Aurais-je pu connaître la Grande Vie Cosmique, pas la petite mort orgasmique ?

Ivresse est devenue le totem de la villa joie au Revest. Le soleil de fin d'après-midi caresse les fesses de la belle, plantée sur son beau. Vivant à l'extérieur, sans soins ni entretien, le temps finira par avoir sa peau mais ce sera dans très très longtemps, le châtaignier étant quasi-imputrescible.

Tout près d'Ivresse, les fesses sublimes de Laurent Ribeirat, un ami peintre de Michel Bories et Gilbert Desclaux, parti aussi. J'aime ces quelques sculptures en plein air sans parler des tableaux accrochés dans la maison, une vingtaine et les objets en dentelles végétales d'Aïdée Bernard.

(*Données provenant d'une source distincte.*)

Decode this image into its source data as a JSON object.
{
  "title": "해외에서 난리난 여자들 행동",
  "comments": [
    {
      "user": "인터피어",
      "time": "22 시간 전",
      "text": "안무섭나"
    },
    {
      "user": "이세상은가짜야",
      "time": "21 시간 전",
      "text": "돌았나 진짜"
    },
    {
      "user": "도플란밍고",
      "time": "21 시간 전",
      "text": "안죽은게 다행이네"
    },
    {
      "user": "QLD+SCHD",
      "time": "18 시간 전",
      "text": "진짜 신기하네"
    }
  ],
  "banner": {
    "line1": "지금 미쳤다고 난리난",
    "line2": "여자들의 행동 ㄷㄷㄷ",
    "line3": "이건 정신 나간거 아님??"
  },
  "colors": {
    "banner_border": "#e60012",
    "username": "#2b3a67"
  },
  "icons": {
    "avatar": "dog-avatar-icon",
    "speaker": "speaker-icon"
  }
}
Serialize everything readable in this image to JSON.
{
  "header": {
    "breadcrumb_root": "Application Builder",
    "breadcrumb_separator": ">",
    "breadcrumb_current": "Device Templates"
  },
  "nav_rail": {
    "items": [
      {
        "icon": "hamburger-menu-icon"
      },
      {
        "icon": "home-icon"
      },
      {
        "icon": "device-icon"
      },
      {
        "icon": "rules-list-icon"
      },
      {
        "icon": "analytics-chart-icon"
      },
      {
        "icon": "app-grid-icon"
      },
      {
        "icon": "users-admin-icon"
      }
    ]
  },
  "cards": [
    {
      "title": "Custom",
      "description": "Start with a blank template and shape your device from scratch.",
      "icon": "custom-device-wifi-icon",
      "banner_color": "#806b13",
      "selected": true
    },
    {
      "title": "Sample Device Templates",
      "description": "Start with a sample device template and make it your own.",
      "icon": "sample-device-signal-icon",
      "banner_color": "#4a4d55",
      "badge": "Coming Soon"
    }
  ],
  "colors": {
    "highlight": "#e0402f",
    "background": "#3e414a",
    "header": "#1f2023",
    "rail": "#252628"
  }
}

Un univers sensible grâce à des oeuvres d'artistes.

Jean-Claude Grosse

Extrait de L'Île aux mouettes (2012):

Réel 1 – Bande blanche du zèbre

L’épousé et l’épousée se promènent sur la plage de Baklany. Soudain, une mouette pique sur eux, inattendue ; l’époux la chasse ; elle recommence son vol en piqué plusieurs fois ; à chaque fois, l’époux la chasse ; que dérangent-ils ? puis la mouette tombe devant l’épousée, morte ?

on n’a entendu aucun coup de feu ; la mouette a, à la tête, une tache couleur rouge, du même rouge que les cheveux de l’épousée ; aucune trace de blessure.

L’épousée – qu’est-ce qui t’arrive, la mouette ? (elle la prend dans ses mains, la caresse)

L’épousé – étranges, ces attaques !...

La fille – an other perfect fucking day in Baklany !

L’épousée – c’est un signe !

L’épousé – annonçant quoi ?

L’épousée – je ne sais pas ! nos amis sibériens ont toujours des explications ! il y en a bien un qui va nous dire !

Baïkala – шаманка Бакланьего мыса ! Матрёна Петровна кулбертичёва ! la chamane de Baklany ! Matrena Petrovna Koulbertichova !

La chamane a assisté à la chute de la mouette. Elle a revêtu le manteau aux pendeloques portant les emblèmes du soleil, de la lune, d’Emeget, l’esprit universel et d’Ekgetou, l’oiseau mythique à deux têtes. Au dos du manteau, la bride, tenue par Baïkala, qui lui permet de retenir Koulbertichova, si jamais elle s’éloigne trop des vivants présents. Sur la tête, Matrena Petrovna porte la coiffe surmontée d’une ramure de renne. Les franges de la coiffe représentent les mouettes qui vont lui permettre de voler, de plonger. Elle trace un grand cercle autour de la mouette, tape sur son tambour d’abord doucement et lentement en tournant à l’extérieur du cercle dans le sens contraire aux aiguilles d’une montre puis elle accélère tournant dans le sens horaire. Elle vocalise, assistée par Baïkala ! koutou- routsouk de la chamane, chants hystériques préparatoires au voyage. Brusquement, Koulbertichova s’arrête.

Baïkala (traduisant) – une âme n’est pas partie après les 40 jours de la disparition de son corps ! des vivants ne l’ont pas laissé partir ! la chute de cette mouette dit que si cette âme ne s’en va pas ! elle fera un malheur ! je pars à la chasse de cette âme malheureuse ! devenue malveillante ! pour la gagner... mes semblables, nous allons nous adresser aux âmes de nos ancêtres, eux qui ont vécu longtemps avant nous, pour qu’ils nous aident ! Âmes de nos ancêtres ! rassemblez-vous pour une longue route avec moi ! Nous volerons vers l’île aux mouettes à tête rouge, comme une nuée de mouettes, pour gagner l’âme de cette mouette ! L’île lui sera-t-elle port d’attache, rupture de direction, vol cassé ou propice aux insolites traversées ?... Vents du Baïkal ! bargouzine ! sarma ! gournaïa déferlant de l’est ! koultouk du sud ! verkhovik du nord ! chelonnik de la Selenga ! Kharakhaïkha de l’Angara ! à vous de décider !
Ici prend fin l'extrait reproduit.